Elul 21

Love – it rocks. No, seriously, looking at someone and knowing they love you and seeing that love shine from their eyes and get reflected back from mine, it’s awesome. It adds colour to a black-and-white world, and gives everything an added dimension of wow. It changes the appearance of everything – all of a sudden, wrinkles become laugh lines and skin splotches become birth marks and everyone looks beautiful.

It’s like that children’s story I was told as a kid – “the most beautiful woman”. So, the town was having a party and everyone gathered at the park to enjoy the town picnic. As kids do, little Tanya wandered very far from her mama, got lost, and she was very small – just three, and having just learned what words are all about. She found a grown-up and said she was looking for her mama, whose name was Marsha. This wasn’t very helpful, of course, in that 80% of the women in that town had the name Marsha. The adults asked about her mama and she said that mama was very pretty – prettiest in town. Then she burst into tears and they could get no more out of her. ‘Pretty Marsha’ was found – but it was not her kid. Nor was it ‘Tall Marsha’s’, ‘Plump Marsha’s’, ‘Young Marsha’s’ ‘Sweet Marsha’s’ or any other Marsha that the townsfolk could think of. Then a woman hesitantly walked up and said, ‘have you seen my daughter? We were in the fields and…’ It was ‘Ugly Marsha’, known as the most homely woman in that town, who generally stayed on the sidelines. ‘There she is,’ said Tanya! ‘Prettiest mama in town.’ That’s what love does.

Sometimes it stinks. It hurts to love someone and not have that love returned. It can rob everything else of flavour. It can cause people to do silly things that are unhealthy or dangerous. It can lead to tears and explosions, broken things and broken hearts. Even when everything seems to work, love hovers near obsession and possessiveness, jealousy and manipulation. Making sure that one is on the right side of that thin line is not simple. You can try to ignore the negative stuff but it sneaks in.

It’s not a four-letter word for nothing, you know! I’ve heard so many people weigh in on what it means and when it’s appropriate to use it and to whom, that it’s become almost meaningless. I’ve been told to take it lightly, to make it real, to give it my all, to be careful with it, to embrace it wholeheartedly, to make it casual, to treat it lightly, and to treat it with care. I’ve been told just about everything.

Rationally, love makes only a limited amount of sense. We do not pick a beloved because she’ll be the most useful, productive, intelligent, compatible, caring person we know. We pick someone we love.
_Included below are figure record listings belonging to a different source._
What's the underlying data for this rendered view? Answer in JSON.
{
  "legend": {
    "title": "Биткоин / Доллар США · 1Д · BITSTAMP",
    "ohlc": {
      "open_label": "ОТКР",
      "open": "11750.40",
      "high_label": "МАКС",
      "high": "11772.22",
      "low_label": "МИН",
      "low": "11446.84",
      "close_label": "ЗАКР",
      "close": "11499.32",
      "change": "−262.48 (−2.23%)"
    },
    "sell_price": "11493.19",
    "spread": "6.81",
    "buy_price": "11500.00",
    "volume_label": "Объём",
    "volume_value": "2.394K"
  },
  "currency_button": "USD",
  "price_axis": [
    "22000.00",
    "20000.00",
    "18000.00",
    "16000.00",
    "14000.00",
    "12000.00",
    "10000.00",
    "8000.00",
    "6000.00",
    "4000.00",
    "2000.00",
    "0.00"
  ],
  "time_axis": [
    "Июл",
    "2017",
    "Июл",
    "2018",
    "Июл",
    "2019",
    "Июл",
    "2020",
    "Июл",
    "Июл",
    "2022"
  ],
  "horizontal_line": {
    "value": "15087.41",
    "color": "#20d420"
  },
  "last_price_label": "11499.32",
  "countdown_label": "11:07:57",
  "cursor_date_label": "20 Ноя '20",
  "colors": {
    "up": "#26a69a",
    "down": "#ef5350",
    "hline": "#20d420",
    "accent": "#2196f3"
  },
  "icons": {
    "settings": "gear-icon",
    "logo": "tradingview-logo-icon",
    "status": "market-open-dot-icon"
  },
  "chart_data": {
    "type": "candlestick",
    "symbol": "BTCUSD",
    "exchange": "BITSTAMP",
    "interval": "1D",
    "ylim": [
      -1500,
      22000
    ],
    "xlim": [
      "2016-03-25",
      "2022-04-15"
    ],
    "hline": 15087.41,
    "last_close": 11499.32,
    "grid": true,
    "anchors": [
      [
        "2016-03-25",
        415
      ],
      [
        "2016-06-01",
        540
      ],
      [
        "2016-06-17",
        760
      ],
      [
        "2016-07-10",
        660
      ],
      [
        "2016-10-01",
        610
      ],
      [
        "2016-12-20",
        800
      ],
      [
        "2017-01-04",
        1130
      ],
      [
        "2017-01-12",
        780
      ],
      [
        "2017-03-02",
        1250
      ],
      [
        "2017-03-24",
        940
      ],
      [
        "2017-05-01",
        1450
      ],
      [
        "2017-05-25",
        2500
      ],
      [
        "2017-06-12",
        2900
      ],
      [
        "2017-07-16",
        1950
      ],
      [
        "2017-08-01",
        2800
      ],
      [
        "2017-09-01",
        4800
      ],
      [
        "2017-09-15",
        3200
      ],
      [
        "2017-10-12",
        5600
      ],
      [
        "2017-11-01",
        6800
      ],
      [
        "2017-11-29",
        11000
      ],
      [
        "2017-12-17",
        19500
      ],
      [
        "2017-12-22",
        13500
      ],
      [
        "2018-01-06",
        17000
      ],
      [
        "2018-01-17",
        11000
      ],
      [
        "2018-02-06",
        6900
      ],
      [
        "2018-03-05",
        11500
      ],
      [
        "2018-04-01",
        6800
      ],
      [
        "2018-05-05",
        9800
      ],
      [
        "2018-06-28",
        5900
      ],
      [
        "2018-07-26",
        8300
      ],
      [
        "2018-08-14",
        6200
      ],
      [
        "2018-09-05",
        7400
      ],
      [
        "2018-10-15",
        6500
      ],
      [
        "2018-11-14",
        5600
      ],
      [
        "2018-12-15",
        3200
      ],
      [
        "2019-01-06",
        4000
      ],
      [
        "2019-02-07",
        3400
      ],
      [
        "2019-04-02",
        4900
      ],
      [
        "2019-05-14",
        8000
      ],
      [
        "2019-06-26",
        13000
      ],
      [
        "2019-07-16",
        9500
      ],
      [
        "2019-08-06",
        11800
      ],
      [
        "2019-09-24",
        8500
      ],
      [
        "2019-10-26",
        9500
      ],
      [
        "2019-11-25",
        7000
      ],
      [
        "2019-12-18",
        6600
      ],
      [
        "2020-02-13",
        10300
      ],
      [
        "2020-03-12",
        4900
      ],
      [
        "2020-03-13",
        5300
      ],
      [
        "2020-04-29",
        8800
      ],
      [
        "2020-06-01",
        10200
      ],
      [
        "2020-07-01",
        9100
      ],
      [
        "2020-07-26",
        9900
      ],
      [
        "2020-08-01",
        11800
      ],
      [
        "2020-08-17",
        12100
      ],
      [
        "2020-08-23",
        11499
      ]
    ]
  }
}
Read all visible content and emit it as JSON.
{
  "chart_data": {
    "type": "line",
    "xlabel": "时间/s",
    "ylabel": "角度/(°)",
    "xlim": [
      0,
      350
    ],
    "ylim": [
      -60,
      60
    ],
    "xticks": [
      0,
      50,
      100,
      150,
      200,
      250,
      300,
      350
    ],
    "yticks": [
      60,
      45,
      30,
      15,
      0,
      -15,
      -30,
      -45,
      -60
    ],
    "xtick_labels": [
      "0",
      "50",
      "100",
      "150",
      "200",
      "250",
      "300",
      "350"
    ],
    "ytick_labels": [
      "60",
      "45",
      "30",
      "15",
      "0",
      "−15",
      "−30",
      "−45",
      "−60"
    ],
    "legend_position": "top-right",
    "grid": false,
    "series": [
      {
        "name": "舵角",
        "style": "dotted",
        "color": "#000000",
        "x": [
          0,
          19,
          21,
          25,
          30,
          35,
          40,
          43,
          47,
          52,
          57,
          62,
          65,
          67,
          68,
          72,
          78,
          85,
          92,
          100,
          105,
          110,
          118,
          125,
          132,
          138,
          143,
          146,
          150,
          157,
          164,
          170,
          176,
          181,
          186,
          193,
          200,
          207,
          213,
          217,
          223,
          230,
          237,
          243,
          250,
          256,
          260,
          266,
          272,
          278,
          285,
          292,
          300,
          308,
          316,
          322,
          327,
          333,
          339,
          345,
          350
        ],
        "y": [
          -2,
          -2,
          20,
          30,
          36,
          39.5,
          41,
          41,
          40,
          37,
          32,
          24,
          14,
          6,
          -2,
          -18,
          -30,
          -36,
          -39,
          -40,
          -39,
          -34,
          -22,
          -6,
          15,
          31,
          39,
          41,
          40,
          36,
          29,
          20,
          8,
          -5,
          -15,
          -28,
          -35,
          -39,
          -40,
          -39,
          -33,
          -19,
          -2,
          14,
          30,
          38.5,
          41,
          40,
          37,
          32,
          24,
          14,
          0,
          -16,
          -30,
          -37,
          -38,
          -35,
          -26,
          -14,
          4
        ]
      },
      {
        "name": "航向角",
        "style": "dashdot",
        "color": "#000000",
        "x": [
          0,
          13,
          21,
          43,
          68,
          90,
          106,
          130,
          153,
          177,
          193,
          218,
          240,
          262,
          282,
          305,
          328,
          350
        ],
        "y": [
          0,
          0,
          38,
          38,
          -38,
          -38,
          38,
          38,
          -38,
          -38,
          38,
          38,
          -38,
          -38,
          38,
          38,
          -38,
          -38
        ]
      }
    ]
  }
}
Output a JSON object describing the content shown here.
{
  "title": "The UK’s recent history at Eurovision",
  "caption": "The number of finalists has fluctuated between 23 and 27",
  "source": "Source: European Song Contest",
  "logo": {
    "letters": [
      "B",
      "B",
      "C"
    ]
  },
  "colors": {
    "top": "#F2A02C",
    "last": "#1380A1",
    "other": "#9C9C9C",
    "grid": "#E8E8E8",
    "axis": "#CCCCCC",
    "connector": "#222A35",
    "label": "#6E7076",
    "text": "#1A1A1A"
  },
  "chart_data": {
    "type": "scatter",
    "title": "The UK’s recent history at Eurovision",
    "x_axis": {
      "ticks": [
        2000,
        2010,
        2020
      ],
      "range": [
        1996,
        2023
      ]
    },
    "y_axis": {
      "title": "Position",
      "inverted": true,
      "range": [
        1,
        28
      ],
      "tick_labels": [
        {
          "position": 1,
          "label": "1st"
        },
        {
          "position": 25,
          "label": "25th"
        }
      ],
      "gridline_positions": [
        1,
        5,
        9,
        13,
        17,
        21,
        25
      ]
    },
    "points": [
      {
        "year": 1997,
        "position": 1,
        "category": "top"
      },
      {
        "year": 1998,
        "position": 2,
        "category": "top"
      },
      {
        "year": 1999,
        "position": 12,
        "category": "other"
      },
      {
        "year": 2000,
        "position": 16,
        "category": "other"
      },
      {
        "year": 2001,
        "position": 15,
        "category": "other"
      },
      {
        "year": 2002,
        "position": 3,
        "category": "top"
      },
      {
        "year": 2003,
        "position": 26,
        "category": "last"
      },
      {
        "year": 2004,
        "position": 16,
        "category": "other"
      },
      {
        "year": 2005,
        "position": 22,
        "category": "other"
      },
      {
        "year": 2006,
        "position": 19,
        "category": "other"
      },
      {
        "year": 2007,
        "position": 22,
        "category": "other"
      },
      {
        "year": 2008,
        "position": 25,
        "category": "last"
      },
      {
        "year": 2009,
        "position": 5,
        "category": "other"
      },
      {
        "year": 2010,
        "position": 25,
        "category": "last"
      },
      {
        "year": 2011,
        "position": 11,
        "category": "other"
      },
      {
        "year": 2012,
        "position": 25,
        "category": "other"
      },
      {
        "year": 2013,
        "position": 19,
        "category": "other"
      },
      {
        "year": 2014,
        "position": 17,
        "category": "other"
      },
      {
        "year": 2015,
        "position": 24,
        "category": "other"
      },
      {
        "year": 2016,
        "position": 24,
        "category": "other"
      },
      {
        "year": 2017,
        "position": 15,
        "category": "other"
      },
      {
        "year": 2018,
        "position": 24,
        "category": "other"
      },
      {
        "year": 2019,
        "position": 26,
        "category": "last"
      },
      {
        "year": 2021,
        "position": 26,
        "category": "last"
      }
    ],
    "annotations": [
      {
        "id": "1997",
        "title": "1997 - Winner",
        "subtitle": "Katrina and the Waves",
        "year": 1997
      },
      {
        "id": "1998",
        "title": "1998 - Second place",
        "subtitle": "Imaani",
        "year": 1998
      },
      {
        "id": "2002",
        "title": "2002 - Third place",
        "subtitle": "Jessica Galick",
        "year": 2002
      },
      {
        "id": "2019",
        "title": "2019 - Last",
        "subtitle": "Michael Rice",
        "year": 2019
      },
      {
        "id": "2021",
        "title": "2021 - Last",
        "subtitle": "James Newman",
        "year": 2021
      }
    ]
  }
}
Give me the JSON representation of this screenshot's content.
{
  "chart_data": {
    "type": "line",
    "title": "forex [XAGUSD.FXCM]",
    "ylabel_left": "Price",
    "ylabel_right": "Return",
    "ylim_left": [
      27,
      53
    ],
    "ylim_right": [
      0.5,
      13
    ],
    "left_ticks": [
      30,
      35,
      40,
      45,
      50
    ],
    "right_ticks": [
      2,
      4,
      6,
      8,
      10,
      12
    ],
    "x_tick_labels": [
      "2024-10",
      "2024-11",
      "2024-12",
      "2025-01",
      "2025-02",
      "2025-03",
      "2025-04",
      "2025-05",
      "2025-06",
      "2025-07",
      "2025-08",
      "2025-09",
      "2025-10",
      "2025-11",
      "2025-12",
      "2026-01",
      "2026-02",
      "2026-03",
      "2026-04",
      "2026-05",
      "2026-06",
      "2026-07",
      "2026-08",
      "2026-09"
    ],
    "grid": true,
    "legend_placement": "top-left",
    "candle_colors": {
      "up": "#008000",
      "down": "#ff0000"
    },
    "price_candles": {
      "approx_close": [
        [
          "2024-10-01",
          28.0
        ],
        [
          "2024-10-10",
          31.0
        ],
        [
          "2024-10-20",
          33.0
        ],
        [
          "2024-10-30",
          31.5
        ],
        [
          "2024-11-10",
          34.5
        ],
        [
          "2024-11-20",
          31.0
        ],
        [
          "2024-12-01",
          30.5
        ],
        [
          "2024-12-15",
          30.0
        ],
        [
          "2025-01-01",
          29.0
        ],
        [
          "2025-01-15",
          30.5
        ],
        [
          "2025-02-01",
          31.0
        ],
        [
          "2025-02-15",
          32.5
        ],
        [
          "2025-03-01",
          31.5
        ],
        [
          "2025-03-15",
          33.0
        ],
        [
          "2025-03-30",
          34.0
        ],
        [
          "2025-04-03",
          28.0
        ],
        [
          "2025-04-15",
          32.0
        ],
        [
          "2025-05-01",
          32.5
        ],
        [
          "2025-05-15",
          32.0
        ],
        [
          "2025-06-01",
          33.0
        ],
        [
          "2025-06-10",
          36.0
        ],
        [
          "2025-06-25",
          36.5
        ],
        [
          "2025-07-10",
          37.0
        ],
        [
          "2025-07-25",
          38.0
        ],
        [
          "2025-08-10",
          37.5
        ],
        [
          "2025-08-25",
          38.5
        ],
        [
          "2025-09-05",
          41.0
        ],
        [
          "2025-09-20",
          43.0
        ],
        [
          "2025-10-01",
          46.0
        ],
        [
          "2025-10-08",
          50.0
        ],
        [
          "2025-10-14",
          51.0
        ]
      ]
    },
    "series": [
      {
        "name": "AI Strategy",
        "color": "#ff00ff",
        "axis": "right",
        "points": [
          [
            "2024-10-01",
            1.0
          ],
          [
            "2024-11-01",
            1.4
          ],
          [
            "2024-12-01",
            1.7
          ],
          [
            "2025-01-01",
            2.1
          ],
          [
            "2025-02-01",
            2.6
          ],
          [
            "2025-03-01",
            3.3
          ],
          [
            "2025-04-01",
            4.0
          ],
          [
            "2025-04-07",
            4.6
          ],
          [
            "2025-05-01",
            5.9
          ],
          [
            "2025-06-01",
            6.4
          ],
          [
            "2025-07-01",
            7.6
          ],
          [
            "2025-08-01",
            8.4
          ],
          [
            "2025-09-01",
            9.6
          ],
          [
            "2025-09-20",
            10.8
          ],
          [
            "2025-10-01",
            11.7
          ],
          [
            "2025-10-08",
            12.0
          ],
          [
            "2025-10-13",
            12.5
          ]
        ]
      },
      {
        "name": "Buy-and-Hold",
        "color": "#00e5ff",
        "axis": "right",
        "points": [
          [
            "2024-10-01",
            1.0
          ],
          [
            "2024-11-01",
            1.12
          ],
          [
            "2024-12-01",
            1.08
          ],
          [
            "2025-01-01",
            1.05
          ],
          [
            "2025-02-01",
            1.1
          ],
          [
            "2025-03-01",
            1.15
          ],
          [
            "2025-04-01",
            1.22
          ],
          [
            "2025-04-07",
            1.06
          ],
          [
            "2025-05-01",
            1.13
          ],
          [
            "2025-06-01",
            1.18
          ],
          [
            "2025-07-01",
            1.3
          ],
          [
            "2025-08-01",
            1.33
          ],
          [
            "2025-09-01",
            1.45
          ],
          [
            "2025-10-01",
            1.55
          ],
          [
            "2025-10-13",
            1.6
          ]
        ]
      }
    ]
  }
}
There is no real good reason for us to love our siblings, our kids or our parents – we just love. Of course, there are those who say that that love is a complex collection of hormones designed to ensure we have a compatible physical mate and an adrenaline based reaction that ensures the propagation of the species. To me, this is a cheap answer – one that doesn’t address all the complexities of emotion, that doesn’t inform, and most importantly – that guides poorly. The thing about love is that it just is.

And I believe in it. For better or worse, in sickness and health, I believe we love, and we should love. I work hard to put love at the top of my reasons for behaving a particular way. I think it’s worth dedicating oneself to love, and looking at actions and asking, “will this increase the amount of loving there is in the world?” I believe in excited first-blush-of-discovery love and tender kiss-on-your-little-head love, and painful the-whole-world-is-a-void love, and all the other loves big and little in the world.

I won’t give up on love. I’m going to keep doing whatever it takes to make those connections happen. For those times when love rocks, I will give it all I’ve got and all I am. Loving someone takes precedence over getting work done, over any other activity. In fact, I try (mostly I fail) to have it inspire those activities – why am I working on this project? Because I love doing it, or because I love so&so and it will make her happy, or because I love myself and it will make me healthier or happier.

I think if I was going to make a religion, that would be the one word I’d use in it. “Love.” I know. It’s tired. It’s overused. It’s boring.  Blah, blah, blah, love your neighbour, blah – but then, let it in and it’s crystal clear and funny and beautiful. “Love your neighbour. Love yourself. Love anyone. Love.” It’s worth it.